¿Cómo se dice?

10 de Octubre de 2010
XXVIII Domingo Ordinario, Ciclo C
Evangelio según San Lucas 17, 11-19
Los diez leprosos

Nos hemos olvidado de lo que significa vivir como ser humano.  Pareciera que la técnica y la rigidez de las instituciones han matado nuestros sentimientos.Mostrar compasión y comprensión es objeto de críticas.  Como si todo gesto generoso fuera pecado.  Como si toda muestra de gratuidad, hacer las cosas sin pedir nada a cambio, fuera una acción no razonable.  Puede que lleguemos incluso a condenar esas actitudes.

El Evangelio empieza con un grupo de diez leprosos.  Apartados de la sociedad por la enfermedad y por considerarse castigos  por Dios.  Oficialmente eran los excluidos.  Todos sabían que no debían acercarse o platicar con ellos.  ¿Qué pedían?  “¡Jesús Maestro, ten compasión de nosotros!”.

¡Compasión!  Jesús nos enseña nuevamente que el ser humano es lo que más vale.  No va en contra de las estructuras, pero si las ubica en su justo lugar ante la realidad humana.  Jesús los ve y les habla.  Jesús los purifica de su enfermedad.

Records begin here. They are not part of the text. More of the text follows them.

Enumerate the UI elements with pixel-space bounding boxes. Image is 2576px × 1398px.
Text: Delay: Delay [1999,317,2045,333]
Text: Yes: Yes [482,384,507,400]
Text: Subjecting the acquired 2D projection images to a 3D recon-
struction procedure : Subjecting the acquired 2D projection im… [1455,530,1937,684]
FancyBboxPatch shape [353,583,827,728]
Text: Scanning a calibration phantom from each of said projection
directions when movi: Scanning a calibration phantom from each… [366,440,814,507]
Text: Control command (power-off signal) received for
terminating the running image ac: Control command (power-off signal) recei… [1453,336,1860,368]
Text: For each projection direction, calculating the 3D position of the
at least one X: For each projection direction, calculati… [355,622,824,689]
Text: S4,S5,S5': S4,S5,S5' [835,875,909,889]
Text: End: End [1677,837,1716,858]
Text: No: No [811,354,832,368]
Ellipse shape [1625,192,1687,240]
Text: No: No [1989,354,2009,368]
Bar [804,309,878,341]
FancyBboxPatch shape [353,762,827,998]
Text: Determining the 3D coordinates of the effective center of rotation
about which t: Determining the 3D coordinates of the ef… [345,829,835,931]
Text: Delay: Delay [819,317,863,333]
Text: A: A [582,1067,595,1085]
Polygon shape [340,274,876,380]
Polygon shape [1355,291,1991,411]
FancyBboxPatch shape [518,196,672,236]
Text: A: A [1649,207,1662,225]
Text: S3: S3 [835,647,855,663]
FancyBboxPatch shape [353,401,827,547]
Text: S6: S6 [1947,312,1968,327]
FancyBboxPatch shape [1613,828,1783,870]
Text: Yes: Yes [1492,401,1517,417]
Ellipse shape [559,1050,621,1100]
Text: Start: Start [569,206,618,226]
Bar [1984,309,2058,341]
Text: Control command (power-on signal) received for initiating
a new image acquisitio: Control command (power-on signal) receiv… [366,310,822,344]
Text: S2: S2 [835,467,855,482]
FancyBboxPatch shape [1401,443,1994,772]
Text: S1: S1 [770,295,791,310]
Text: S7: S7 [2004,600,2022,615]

¿Cuántas veces por nuestros razonamientos o legalismos hemos dejado de tratar a los demás como seres humanos?  ¿Cuántas veces hemos dado mayor importancia a la norma que al sentimiento humano?  ¿Por qué lo vemos como debilidad y no como nuestra mayor grandeza?

Al quedar purificados, Jesús recibe las gracias de uno de ellos.  Eran diez.  ¡Gratuidad!  Gratuidad a la hora de dar.  Jesús mostro compasión y sanó a los leprosos sin esperar nada a cambio.  Esto significa que el agradecimiento fue incluso una sorpresa.  Para los leprosos no fue sorpresa.  Acostumbrados a pedir comida a todos los que veían, era normal el desprecio y las malas miradas.  Pero con Jesús no fue así.  El dar las gracias entonces, no fue un acto que ensalzara a Jesús.  Dar las gracias fue para el leproso el acto más sublime de gratitud y de entendimiento que todo ser humano puede hacer.  Las mamás siempre le dicen a los niños pequeños cuando alguien les regala algo ¿cómo se dice? Tímidamente hemos respondido ¡muchas gracias!.

Seamos agradecidos con lo que tenemos.  Demos gracias a los que nos hacen bien.  Reconozcamos que tenemos suficiente para vivir contentos.  Entonces,  dar las gracias será una nueva oportunidad de engrandecer nuestra mente y renovar el corazón.